Al could be incredibly single-minded about the documentary process. He liked to quote Hitchcock’s famous line about ‘god’ being the director of documentaries and he loved to say that he never interfered, never staged and never pushed his subjects to perform. He had a purist’s perspective, vigorously defending the idea that truth could be captured, despite objections from academics, critics and people like me.

But his films remained complex expressions of the tricky dance between form and content inherent in the nonfiction form. Grey Gardens can be described as a stunningly complicated meditation on performance, exploitation and subjectivity. Meet Marlon Brando is about the human behind the movie star myth, but also about the actor’s seductive relationship with Al’s camera. The Christo films (Christo’s Valley Curtain, 1973; Christo in Paris, 1991) are as much about ageing as they are about art processes. Gimme Shelter might be making the case that Mick Jagger is the devil.

The Maysles used tiny, startling observations to show us who and what we really are. “The natural disposition of the camera is to seek out reality,” Al once said, and that simple maxim became the guiding force of his long, productive life. The way he transformed the realities he sensitively captured into movies – theatrical, mysterious, tense-filled pieces of cinema – created a foundation on which an entire generation now stands.

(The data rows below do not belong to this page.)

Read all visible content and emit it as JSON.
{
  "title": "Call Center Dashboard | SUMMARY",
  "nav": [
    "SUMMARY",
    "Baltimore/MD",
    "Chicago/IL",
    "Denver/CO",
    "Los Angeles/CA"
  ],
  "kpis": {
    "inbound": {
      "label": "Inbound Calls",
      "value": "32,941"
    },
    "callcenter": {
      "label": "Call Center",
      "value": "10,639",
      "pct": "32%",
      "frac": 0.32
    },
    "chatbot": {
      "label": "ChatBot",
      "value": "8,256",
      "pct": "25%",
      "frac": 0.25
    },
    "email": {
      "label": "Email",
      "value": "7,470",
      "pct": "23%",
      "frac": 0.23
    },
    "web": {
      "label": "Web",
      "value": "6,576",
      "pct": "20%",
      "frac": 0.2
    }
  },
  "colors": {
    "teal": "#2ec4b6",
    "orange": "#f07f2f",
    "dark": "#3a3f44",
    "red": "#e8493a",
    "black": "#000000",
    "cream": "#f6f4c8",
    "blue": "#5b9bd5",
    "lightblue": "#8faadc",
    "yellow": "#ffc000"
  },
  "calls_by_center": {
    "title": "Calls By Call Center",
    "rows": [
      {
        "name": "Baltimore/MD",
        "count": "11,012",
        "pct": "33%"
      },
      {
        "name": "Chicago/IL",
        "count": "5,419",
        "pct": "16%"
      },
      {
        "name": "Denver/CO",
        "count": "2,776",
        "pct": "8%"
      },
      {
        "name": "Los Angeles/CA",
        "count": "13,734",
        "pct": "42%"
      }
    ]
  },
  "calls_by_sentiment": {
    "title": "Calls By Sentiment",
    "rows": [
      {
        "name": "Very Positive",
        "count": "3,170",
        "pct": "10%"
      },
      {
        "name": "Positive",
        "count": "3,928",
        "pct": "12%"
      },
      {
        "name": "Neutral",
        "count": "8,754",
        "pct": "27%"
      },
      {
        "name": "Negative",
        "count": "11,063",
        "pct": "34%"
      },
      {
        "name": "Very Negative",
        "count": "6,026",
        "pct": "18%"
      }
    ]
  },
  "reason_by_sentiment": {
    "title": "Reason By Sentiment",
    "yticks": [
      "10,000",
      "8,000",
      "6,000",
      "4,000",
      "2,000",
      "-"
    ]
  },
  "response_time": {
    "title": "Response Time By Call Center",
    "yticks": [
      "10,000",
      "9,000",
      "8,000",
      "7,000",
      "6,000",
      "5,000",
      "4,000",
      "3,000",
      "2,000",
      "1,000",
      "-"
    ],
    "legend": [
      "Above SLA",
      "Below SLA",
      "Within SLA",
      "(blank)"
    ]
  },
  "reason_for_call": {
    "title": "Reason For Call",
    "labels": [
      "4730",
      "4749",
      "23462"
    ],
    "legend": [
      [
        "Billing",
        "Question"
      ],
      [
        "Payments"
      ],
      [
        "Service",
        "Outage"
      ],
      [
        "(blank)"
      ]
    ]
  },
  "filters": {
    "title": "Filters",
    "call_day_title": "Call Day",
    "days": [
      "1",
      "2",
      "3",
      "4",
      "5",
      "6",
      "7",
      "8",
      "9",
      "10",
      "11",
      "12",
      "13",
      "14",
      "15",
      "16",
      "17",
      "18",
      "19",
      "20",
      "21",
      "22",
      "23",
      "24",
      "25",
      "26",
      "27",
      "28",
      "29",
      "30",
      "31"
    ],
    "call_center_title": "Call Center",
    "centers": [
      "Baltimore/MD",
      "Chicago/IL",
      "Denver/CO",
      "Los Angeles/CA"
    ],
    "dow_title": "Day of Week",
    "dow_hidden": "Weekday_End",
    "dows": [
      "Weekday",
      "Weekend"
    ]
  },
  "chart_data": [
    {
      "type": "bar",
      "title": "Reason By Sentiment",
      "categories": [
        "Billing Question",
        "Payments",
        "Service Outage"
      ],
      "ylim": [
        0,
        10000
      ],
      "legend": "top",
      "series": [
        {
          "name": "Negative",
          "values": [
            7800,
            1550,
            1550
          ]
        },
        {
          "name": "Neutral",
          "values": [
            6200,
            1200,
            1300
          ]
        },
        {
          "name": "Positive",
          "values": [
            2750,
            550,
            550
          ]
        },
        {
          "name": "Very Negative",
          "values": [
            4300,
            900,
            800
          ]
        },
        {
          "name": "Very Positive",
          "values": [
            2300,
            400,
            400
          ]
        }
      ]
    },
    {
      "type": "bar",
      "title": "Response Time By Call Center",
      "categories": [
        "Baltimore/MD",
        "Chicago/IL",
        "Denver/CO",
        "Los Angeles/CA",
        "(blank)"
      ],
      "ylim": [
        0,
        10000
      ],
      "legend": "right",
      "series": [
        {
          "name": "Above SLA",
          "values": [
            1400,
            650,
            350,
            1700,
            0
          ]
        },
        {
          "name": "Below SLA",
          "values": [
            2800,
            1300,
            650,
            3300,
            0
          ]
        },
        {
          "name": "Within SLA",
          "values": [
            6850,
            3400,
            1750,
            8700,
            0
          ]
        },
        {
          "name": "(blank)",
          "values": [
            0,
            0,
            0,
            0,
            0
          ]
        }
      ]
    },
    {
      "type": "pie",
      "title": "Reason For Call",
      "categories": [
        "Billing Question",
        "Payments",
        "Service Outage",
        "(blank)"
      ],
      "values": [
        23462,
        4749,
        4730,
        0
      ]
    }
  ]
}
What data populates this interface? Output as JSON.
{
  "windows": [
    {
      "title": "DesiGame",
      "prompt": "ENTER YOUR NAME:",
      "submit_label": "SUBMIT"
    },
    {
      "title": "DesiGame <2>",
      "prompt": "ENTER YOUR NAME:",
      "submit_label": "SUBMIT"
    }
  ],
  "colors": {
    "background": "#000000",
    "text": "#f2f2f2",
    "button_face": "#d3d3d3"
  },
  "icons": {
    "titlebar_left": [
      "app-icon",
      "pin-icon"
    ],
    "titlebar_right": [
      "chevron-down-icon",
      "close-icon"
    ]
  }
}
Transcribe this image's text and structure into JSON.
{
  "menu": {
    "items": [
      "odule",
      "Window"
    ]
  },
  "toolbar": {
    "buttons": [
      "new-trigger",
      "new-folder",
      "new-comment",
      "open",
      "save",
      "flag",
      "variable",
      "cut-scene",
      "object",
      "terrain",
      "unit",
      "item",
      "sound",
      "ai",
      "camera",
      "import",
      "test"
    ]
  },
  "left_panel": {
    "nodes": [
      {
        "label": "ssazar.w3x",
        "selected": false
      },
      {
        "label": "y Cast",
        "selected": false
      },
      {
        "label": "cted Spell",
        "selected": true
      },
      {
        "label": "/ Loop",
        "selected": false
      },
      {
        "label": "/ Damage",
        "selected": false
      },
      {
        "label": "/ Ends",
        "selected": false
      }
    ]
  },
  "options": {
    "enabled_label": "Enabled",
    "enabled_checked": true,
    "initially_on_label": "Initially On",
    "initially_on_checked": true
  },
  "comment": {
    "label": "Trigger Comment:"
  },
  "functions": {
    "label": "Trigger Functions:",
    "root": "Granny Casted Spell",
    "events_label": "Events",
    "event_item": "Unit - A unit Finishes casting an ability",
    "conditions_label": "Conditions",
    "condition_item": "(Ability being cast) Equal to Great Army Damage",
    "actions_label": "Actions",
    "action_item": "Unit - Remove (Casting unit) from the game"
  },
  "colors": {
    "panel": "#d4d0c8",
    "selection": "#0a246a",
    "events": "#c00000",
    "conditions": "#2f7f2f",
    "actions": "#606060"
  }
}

I rely on Al’s work like a Christian relies on the Bible. In graduate school, I refused to continue listening to a teacher until he showed my fellow students Salesman. He told me that if I wanted to talk about the Maysles so much, I could teach the class myself. I took his challenge and taught the next week’s class, giving my classmates a real education. Fourteen years later, I’m still a zealot, ready to spread the Maysles gospel as I start teaching my own students at the University of Missouri.

Next Monday, I’m flying back to New York for an already-planned screening of my film Actress at the Maysles Cinema in Harlem. Al would almost certainly have come to watch my movie, just like he did when my second film Kati With an I played there in 2010. That day was truly a dream come true.

The Maysles cinema is a tiny cathedral to documentary cinema located in a neighbourhood Al loved. On Monday he will be a ghost in the screening room, his presence in every seat and on the screen, because I’d have no images to project without Al’s work. He meant everything to me, as a man, an influence, a hero and a symbol of everything good and everything possible. We all considered him the heart and soul of our community. Albert Maysles was simply the best we’ve ever had and my heart aches for our loss. I wanted him to live to be 100, or maybe just to be there on Monday so I could say a proper goodbye and thank you.